= Hermagoras Society =

Slovenian publishing house

The Hermagoras Society (Družba sv. Mohorja or Mohorjeva družba) is Slovenia's oldest publishing house and has branches in Klagenfurt, Austria; Celje, Slovenia; and Gorizia, Italy. Named after Catholic Saint Hermagoras of Aquileia it originated on July 27, 1851, at the behest of Bishop Anton Martin Slomšek for the purpose of instructing Slovenes in reading and writing. Authorities formally recognized the organization in 1853 and in 1871 association opened its new building and publishing house. By 1918 the society had over 90,000 members and had published more than 16.3 million books. Following the results of the 1920 Carinthian plebiscite the seat was transferred from Klagenfurt to Celje. In 1940 during World War II both the Klagenfurt and Celje locations were closed down by the Nazis, who confiscated the printing presses and destroyed books.

After World War II ended, the printing presses were returned, and the Hermagoras Society resumed operation in 1945 and the printing house reopened in 1954. Since then the Gorizia branch of the Hermagoras Society has published the monthly magazine Družina in Dom (Family and Home) and the encyclopedia Primorski Biografski Leksikon (Encyclopedia of Littoral Biography). The branch cooperates with the Klagenfurt location in publishing an annual almanac (Slov. Koledar). The Celje location, meanwhile, was nationalized after World War II and forced to publish exclusively socialist materials until 1970, when it was reorganized.

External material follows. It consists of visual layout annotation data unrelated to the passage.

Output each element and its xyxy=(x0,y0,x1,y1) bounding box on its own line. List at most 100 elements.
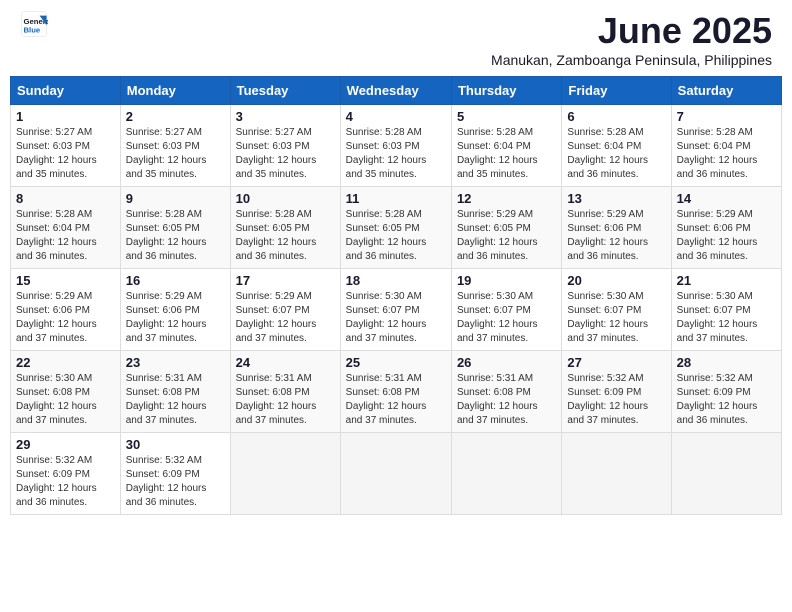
day-number: 15 xyxy=(16,273,115,288)
day-number: 13 xyxy=(567,191,665,206)
calendar-cell: 3 Sunrise: 5:27 AM Sunset: 6:03 PM Daylig… xyxy=(230,105,340,187)
day-number: 1 xyxy=(16,109,115,124)
calendar-table: SundayMondayTuesdayWednesdayThursdayFrid… xyxy=(10,76,782,515)
day-info: Sunrise: 5:29 AM Sunset: 6:06 PM Dayligh… xyxy=(677,208,776,264)
day-number: 28 xyxy=(677,355,776,370)
calendar-cell: 28 Sunrise: 5:32 AM Sunset: 6:09 PM Dayli… xyxy=(671,351,781,433)
day-number: 23 xyxy=(126,355,225,370)
day-info: Sunrise: 5:28 AM Sunset: 6:04 PM Dayligh… xyxy=(567,126,665,182)
calendar-cell: 14 Sunrise: 5:29 AM Sunset: 6:06 PM Dayli… xyxy=(671,187,781,269)
location-title: Manukan, Zamboanga Peninsula, Philippine… xyxy=(491,52,772,68)
day-info: Sunrise: 5:28 AM Sunset: 6:04 PM Dayligh… xyxy=(457,126,556,182)
logo: General Blue xyxy=(20,10,48,38)
calendar-cell: 20 Sunrise: 5:30 AM Sunset: 6:07 PM Dayli… xyxy=(562,269,671,351)
day-info: Sunrise: 5:29 AM Sunset: 6:06 PM Dayligh… xyxy=(567,208,665,264)
svg-text:Blue: Blue xyxy=(24,25,41,34)
day-number: 7 xyxy=(677,109,776,124)
page-header: General Blue June 2025 Manukan, Zamboang… xyxy=(10,10,782,68)
calendar-cell xyxy=(562,433,671,515)
day-number: 8 xyxy=(16,191,115,206)
day-info: Sunrise: 5:27 AM Sunset: 6:03 PM Dayligh… xyxy=(16,126,115,182)
day-info: Sunrise: 5:29 AM Sunset: 6:06 PM Dayligh… xyxy=(16,290,115,346)
day-number: 19 xyxy=(457,273,556,288)
weekday-header-wednesday: Wednesday xyxy=(340,77,451,105)
calendar-week-5: 29 Sunrise: 5:32 AM Sunset: 6:09 PM Dayli… xyxy=(11,433,782,515)
weekday-header-sunday: Sunday xyxy=(11,77,121,105)
day-info: Sunrise: 5:32 AM Sunset: 6:09 PM Dayligh… xyxy=(16,454,115,510)
day-info: Sunrise: 5:32 AM Sunset: 6:09 PM Dayligh… xyxy=(126,454,225,510)
day-number: 21 xyxy=(677,273,776,288)
day-info: Sunrise: 5:28 AM Sunset: 6:05 PM Dayligh… xyxy=(236,208,335,264)
day-info: Sunrise: 5:28 AM Sunset: 6:03 PM Dayligh… xyxy=(346,126,446,182)
day-info: Sunrise: 5:31 AM Sunset: 6:08 PM Dayligh… xyxy=(346,372,446,428)
day-info: Sunrise: 5:30 AM Sunset: 6:07 PM Dayligh… xyxy=(567,290,665,346)
day-number: 22 xyxy=(16,355,115,370)
day-info: Sunrise: 5:32 AM Sunset: 6:09 PM Dayligh… xyxy=(677,372,776,428)
calendar-cell: 12Sunrise: 5:29 AM Sunset: 6:05 PM Dayli… xyxy=(451,187,561,269)
day-number: 24 xyxy=(236,355,335,370)
calendar-cell: 19 Sunrise: 5:30 AM Sunset: 6:07 PM Dayli… xyxy=(451,269,561,351)
calendar-cell: 10 Sunrise: 5:28 AM Sunset: 6:05 PM Dayli… xyxy=(230,187,340,269)
calendar-cell: 17 Sunrise: 5:29 AM Sunset: 6:07 PM Dayli… xyxy=(230,269,340,351)
day-info: Sunrise: 5:31 AM Sunset: 6:08 PM Dayligh… xyxy=(126,372,225,428)
weekday-header-monday: Monday xyxy=(120,77,230,105)
calendar-cell: 6 Sunrise: 5:28 AM Sunset: 6:04 PM Daylig… xyxy=(562,105,671,187)
day-info: Sunrise: 5:30 AM Sunset: 6:08 PM Dayligh… xyxy=(16,372,115,428)
calendar-cell xyxy=(671,433,781,515)
calendar-cell: 7 Sunrise: 5:28 AM Sunset: 6:04 PM Daylig… xyxy=(671,105,781,187)
weekday-header-saturday: Saturday xyxy=(671,77,781,105)
calendar-cell: 5 Sunrise: 5:28 AM Sunset: 6:04 PM Daylig… xyxy=(451,105,561,187)
calendar-cell: 22 Sunrise: 5:30 AM Sunset: 6:08 PM Dayli… xyxy=(11,351,121,433)
calendar-cell: 15 Sunrise: 5:29 AM Sunset: 6:06 PM Dayli… xyxy=(11,269,121,351)
day-info: Sunrise: 5:30 AM Sunset: 6:07 PM Dayligh… xyxy=(346,290,446,346)
calendar-cell: 16Sunrise: 5:29 AM Sunset: 6:06 PM Dayli… xyxy=(120,269,230,351)
day-number: 9 xyxy=(126,191,225,206)
calendar-cell: 2 Sunrise: 5:27 AM Sunset: 6:03 PM Daylig… xyxy=(120,105,230,187)
day-number: 17 xyxy=(236,273,335,288)
day-info: Sunrise: 5:28 AM Sunset: 6:04 PM Dayligh… xyxy=(16,208,115,264)
calendar-cell xyxy=(451,433,561,515)
logo-icon: General Blue xyxy=(20,10,48,38)
calendar-cell: 29 Sunrise: 5:32 AM Sunset: 6:09 PM Dayli… xyxy=(11,433,121,515)
day-number: 12 xyxy=(457,191,556,206)
calendar-cell: 21 Sunrise: 5:30 AM Sunset: 6:07 PM Dayli… xyxy=(671,269,781,351)
weekday-header-row: SundayMondayTuesdayWednesdayThursdayFrid… xyxy=(11,77,782,105)
title-area: June 2025 Manukan, Zamboanga Peninsula, … xyxy=(491,10,772,68)
day-number: 4 xyxy=(346,109,446,124)
day-info: Sunrise: 5:30 AM Sunset: 6:07 PM Dayligh… xyxy=(677,290,776,346)
calendar-cell: 11 Sunrise: 5:28 AM Sunset: 6:05 PM Dayli… xyxy=(340,187,451,269)
day-info: Sunrise: 5:28 AM Sunset: 6:05 PM Dayligh… xyxy=(346,208,446,264)
weekday-header-tuesday: Tuesday xyxy=(230,77,340,105)
day-info: Sunrise: 5:29 AM Sunset: 6:07 PM Dayligh… xyxy=(236,290,335,346)
day-number: 10 xyxy=(236,191,335,206)
calendar-cell: 4 Sunrise: 5:28 AM Sunset: 6:03 PM Daylig… xyxy=(340,105,451,187)
calendar-cell: 25Sunrise: 5:31 AM Sunset: 6:08 PM Dayli… xyxy=(340,351,451,433)
calendar-cell: 23 Sunrise: 5:31 AM Sunset: 6:08 PM Dayli… xyxy=(120,351,230,433)
day-info: Sunrise: 5:28 AM Sunset: 6:05 PM Dayligh… xyxy=(126,208,225,264)
calendar-cell xyxy=(230,433,340,515)
month-title: June 2025 xyxy=(491,10,772,52)
day-number: 6 xyxy=(567,109,665,124)
day-info: Sunrise: 5:30 AM Sunset: 6:07 PM Dayligh… xyxy=(457,290,556,346)
day-info: Sunrise: 5:27 AM Sunset: 6:03 PM Dayligh… xyxy=(236,126,335,182)
calendar-cell: 27Sunrise: 5:32 AM Sunset: 6:09 PM Dayli… xyxy=(562,351,671,433)
day-number: 14 xyxy=(677,191,776,206)
day-number: 5 xyxy=(457,109,556,124)
calendar-cell: 8 Sunrise: 5:28 AM Sunset: 6:04 PM Daylig… xyxy=(11,187,121,269)
day-number: 29 xyxy=(16,437,115,452)
day-info: Sunrise: 5:31 AM Sunset: 6:08 PM Dayligh… xyxy=(236,372,335,428)
day-info: Sunrise: 5:27 AM Sunset: 6:03 PM Dayligh… xyxy=(126,126,225,182)
calendar-cell xyxy=(340,433,451,515)
day-info: Sunrise: 5:28 AM Sunset: 6:04 PM Dayligh… xyxy=(677,126,776,182)
calendar-week-3: 15 Sunrise: 5:29 AM Sunset: 6:06 PM Dayli… xyxy=(11,269,782,351)
day-number: 3 xyxy=(236,109,335,124)
calendar-cell: 26Sunrise: 5:31 AM Sunset: 6:08 PM Dayli… xyxy=(451,351,561,433)
weekday-header-friday: Friday xyxy=(562,77,671,105)
calendar-week-1: 1 Sunrise: 5:27 AM Sunset: 6:03 PM Daylig… xyxy=(11,105,782,187)
day-number: 11 xyxy=(346,191,446,206)
day-number: 18 xyxy=(346,273,446,288)
day-number: 2 xyxy=(126,109,225,124)
calendar-cell: 24 Sunrise: 5:31 AM Sunset: 6:08 PM Dayli… xyxy=(230,351,340,433)
calendar-cell: 13 Sunrise: 5:29 AM Sunset: 6:06 PM Dayli… xyxy=(562,187,671,269)
day-number: 20 xyxy=(567,273,665,288)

While its membership has fluctuated from 60,000 members in 1970 to 25,000 in 1990, as of 1991 it remained one of the three largest publishers in Slovenia.

In 2001 the Hermagoras Society celebrated its 150th anniversary, and the first president of Slovenia, Milan Kučan, gave a speech commemorating the society's publication of 40 million books in Slovene since its founding.